Isn't that what contracts are for?

Enforcing a contract is not done by writing it, it is done by taking the other party to court. Whether or not an income-sharing contract could be enforced is a legal question I am not qualified to answer, but I would be pessimistic. The contract might be nulled because it amounts to slavery, or the income-earner could declare bankruptcy, or so on.

Even assuming that you have the money for a lawyer, and the contract is enforceable, and you win a judgment, you'd find that winning a judgment is often a very different thing than collecting a judgment.
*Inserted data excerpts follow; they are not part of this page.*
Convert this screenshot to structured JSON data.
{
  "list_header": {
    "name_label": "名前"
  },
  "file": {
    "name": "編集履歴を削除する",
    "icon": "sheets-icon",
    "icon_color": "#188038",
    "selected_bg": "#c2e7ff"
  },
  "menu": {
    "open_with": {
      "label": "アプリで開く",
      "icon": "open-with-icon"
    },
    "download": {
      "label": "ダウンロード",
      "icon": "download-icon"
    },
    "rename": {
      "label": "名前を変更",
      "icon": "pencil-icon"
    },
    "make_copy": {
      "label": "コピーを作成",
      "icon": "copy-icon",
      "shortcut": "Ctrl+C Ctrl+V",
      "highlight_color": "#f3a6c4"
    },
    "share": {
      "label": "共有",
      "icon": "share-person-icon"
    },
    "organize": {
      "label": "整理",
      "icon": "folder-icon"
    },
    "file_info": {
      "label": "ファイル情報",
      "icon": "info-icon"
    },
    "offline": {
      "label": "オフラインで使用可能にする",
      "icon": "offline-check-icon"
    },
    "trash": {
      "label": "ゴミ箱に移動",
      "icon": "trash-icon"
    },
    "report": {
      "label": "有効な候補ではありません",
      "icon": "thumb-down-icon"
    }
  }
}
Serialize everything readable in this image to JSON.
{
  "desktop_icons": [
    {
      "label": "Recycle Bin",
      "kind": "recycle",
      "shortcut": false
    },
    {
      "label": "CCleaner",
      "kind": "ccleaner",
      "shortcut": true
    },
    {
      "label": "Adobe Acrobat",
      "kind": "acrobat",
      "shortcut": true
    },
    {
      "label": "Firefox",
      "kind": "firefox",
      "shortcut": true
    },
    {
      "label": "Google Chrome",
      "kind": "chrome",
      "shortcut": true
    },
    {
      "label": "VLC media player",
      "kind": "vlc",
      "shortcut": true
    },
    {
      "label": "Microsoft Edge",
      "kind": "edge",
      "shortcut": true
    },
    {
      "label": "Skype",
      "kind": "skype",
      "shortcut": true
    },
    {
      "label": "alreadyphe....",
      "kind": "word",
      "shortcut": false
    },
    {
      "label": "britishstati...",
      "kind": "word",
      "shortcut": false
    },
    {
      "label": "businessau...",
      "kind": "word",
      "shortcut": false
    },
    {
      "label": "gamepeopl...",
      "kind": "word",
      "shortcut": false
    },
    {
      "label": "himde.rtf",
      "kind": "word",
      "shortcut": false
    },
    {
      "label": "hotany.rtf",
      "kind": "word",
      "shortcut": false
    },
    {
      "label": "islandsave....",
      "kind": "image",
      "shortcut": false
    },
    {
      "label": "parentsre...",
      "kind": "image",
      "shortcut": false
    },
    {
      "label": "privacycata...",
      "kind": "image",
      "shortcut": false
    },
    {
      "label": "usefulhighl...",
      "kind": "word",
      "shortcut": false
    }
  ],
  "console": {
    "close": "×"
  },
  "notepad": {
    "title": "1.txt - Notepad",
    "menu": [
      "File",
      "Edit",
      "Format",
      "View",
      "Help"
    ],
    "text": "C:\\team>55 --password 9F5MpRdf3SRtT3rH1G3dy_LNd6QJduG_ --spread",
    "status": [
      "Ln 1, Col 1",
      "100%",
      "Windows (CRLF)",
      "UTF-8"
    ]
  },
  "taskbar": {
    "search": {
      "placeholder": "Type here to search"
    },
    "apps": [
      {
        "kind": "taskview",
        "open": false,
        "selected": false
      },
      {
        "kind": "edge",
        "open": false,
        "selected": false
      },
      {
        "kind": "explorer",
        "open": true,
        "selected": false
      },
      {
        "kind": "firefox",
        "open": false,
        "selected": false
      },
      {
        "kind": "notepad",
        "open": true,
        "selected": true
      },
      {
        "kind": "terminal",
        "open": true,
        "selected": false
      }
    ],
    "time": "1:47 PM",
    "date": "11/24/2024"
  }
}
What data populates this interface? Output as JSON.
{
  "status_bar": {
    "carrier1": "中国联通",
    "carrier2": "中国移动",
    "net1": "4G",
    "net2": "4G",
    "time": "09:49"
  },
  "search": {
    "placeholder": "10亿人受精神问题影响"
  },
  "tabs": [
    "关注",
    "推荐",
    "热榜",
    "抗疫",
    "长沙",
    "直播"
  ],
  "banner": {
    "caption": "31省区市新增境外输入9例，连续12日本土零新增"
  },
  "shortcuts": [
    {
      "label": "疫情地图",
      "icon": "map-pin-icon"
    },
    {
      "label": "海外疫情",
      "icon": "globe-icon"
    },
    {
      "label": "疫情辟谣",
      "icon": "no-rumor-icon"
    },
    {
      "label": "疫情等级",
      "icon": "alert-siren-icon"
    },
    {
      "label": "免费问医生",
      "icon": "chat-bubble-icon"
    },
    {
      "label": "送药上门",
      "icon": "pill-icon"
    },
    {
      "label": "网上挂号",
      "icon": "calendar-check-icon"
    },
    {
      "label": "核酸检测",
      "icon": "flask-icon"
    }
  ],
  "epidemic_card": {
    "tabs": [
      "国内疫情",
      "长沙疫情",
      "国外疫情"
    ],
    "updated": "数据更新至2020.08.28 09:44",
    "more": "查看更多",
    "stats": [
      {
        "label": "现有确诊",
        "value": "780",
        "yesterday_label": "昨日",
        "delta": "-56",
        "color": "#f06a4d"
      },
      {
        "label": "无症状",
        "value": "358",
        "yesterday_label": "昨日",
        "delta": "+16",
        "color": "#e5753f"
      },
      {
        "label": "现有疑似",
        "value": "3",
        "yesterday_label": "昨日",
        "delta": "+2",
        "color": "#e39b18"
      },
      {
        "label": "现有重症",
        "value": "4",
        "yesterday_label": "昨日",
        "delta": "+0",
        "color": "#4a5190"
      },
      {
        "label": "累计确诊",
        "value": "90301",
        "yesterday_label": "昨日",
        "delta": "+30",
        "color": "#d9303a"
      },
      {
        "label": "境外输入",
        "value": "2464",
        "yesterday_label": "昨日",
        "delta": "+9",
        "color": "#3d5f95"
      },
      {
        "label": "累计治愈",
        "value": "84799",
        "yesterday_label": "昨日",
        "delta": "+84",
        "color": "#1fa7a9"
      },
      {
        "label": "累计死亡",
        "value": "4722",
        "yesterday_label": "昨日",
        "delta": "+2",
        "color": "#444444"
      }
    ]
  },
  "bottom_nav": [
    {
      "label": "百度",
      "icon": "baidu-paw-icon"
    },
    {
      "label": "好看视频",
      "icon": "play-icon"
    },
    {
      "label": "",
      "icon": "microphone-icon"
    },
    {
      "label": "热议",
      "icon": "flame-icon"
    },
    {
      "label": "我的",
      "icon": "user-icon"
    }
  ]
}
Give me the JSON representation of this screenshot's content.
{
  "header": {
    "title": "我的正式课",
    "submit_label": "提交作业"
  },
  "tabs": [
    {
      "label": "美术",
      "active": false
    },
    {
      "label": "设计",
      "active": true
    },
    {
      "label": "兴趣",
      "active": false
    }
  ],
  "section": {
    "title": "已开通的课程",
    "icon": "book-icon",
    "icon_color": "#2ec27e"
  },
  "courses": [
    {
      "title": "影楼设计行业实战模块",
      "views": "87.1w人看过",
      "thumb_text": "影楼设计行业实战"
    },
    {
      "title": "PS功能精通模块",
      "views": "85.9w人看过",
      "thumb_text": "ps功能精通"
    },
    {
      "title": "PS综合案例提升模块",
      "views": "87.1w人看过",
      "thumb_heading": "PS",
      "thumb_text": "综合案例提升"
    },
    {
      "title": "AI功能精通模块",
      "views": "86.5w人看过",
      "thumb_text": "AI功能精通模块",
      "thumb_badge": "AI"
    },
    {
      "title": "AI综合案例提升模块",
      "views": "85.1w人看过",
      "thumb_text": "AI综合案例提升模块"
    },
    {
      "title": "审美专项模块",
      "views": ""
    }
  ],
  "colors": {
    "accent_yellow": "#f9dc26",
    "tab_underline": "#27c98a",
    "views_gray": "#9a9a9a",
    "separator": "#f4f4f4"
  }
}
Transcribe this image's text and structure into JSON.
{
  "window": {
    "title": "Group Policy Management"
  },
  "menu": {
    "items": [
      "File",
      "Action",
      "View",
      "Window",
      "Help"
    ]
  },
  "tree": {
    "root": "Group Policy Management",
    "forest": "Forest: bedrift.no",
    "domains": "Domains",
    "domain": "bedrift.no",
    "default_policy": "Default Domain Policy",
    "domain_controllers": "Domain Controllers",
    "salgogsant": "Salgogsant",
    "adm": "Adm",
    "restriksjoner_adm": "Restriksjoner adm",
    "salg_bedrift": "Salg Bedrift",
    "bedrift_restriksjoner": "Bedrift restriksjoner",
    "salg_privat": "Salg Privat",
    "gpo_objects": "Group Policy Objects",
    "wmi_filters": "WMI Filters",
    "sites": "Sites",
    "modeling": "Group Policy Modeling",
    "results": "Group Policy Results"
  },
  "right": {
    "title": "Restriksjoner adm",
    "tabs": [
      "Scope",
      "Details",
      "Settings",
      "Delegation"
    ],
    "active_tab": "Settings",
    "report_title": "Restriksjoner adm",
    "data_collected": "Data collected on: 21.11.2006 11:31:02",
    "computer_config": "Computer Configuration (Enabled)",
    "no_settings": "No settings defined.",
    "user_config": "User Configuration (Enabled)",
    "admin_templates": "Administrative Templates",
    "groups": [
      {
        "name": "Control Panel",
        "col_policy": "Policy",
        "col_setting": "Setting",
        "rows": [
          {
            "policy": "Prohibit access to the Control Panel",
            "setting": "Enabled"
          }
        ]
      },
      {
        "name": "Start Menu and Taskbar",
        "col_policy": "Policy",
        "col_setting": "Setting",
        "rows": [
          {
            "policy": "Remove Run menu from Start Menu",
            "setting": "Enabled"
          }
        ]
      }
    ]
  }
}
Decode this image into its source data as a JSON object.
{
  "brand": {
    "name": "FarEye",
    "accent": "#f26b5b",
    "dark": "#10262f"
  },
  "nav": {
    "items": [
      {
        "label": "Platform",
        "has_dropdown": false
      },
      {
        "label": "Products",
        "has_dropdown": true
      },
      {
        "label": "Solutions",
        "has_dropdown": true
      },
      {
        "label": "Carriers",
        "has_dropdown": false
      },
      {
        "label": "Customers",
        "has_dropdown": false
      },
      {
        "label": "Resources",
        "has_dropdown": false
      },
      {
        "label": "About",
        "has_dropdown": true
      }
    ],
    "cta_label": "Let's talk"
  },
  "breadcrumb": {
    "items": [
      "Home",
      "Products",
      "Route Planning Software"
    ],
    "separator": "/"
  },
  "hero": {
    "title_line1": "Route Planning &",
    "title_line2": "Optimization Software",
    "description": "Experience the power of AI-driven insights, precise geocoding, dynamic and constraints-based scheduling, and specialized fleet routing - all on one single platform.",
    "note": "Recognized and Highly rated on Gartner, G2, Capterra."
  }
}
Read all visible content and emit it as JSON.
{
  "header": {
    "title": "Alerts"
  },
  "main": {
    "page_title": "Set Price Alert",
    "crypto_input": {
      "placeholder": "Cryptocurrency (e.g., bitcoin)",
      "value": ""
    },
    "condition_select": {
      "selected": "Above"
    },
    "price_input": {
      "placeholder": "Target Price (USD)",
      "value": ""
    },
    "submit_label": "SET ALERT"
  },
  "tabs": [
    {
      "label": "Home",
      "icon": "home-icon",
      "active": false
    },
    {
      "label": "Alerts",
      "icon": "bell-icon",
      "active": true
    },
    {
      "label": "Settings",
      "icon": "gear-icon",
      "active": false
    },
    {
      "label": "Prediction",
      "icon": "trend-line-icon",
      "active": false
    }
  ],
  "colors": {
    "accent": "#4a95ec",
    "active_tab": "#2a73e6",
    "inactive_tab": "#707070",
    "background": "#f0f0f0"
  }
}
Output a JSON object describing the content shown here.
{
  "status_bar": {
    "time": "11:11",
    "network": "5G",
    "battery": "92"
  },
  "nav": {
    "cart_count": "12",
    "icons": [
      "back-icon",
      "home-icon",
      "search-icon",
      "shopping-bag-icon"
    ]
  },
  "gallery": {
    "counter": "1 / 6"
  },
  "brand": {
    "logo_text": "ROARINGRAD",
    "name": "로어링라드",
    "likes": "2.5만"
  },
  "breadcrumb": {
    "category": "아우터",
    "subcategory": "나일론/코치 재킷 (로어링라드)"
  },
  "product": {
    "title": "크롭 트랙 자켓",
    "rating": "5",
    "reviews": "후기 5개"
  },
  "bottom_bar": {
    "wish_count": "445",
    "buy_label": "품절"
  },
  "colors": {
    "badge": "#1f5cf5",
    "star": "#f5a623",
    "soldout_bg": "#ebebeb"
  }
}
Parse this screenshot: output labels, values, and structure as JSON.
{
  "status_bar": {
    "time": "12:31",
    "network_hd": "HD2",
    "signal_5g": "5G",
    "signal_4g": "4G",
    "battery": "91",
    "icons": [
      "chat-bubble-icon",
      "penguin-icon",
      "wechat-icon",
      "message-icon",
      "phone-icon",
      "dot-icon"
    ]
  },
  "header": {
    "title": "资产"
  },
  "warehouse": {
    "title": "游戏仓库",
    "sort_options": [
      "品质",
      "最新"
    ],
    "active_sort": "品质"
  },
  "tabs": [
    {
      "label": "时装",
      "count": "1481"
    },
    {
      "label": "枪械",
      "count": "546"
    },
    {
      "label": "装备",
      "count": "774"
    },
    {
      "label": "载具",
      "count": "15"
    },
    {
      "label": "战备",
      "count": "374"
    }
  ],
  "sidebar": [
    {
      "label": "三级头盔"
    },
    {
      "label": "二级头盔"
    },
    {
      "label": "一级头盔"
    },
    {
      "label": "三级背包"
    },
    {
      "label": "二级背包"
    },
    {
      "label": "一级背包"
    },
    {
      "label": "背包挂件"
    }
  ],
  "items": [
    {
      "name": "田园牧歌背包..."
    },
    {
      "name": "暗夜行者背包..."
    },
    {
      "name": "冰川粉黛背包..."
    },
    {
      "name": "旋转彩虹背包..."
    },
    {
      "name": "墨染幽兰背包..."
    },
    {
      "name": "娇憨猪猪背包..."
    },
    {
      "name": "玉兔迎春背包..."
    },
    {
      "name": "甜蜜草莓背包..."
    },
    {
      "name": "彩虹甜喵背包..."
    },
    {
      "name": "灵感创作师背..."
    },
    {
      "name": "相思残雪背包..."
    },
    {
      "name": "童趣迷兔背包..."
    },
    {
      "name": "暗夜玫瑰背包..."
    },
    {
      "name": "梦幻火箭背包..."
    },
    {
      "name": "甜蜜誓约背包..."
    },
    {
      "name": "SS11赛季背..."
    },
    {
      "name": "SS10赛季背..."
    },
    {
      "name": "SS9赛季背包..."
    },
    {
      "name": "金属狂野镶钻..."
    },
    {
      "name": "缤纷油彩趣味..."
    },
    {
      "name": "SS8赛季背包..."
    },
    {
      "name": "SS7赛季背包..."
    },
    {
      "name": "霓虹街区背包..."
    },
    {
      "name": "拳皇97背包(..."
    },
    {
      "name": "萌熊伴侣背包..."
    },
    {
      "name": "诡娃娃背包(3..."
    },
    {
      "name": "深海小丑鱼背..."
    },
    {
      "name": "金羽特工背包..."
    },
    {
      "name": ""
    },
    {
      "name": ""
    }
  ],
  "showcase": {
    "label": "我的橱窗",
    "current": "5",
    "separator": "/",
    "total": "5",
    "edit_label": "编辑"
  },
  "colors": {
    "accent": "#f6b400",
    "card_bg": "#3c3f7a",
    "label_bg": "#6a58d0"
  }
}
Many of these people could be earning 10x their living expenses

This premise seems questionable, though it's vague enough ("many" in relative or absolute terms? are we looking at wannabe researchers in some specific field or in general?) that it could be correct.

In general, I would expect that the amount of people capable of earning 10x their living expenses are quite rare, especially since a person tends to spend more money on their living expenses when they start earning more.

Depending on the field, research costs A LOT more than living expenses.

This is also overly complicated. There are many people who ALREADY earn significantly more than they need. It seems far simpler to convince them to fund researchers than it would be assemble groups of 10 researchers and hope one manages to strike it rich.

Finally, of the people who would like to do research, how many are actually useful? I imagine a lot more people want to do research than are actually good at it or working in fields where new research is crucial.

"Depending on the field, research costs A LOT more than living expenses."

True. I was thinking more along the lines of FHI or SIAI style research that doesn't need much if any equipment.

At least for the single, communal living with people on a shared project seems more likely to work. As someone else pointed out, enforceability, and trust, are obvious issues in your plan for "You support me in my research, and then when I'm making boatloads of money, I'll do the same for you."

This is vague enough that it might plausibly induce equally abstract solutions to the same problem, as it doesn't have many details to criticize. That would be good.

More likely, it won't begin a dialogue at any level of abstraction other than those below it. This is the problem with proposing solutions as a conversation starter.

In their minds, most people seem to have already chosen a solution to the implicit problem, and are concerned exclusively with filling in details (if they are concerned with the problem at all). In such situations, proposing a different solution seems like a fair opening.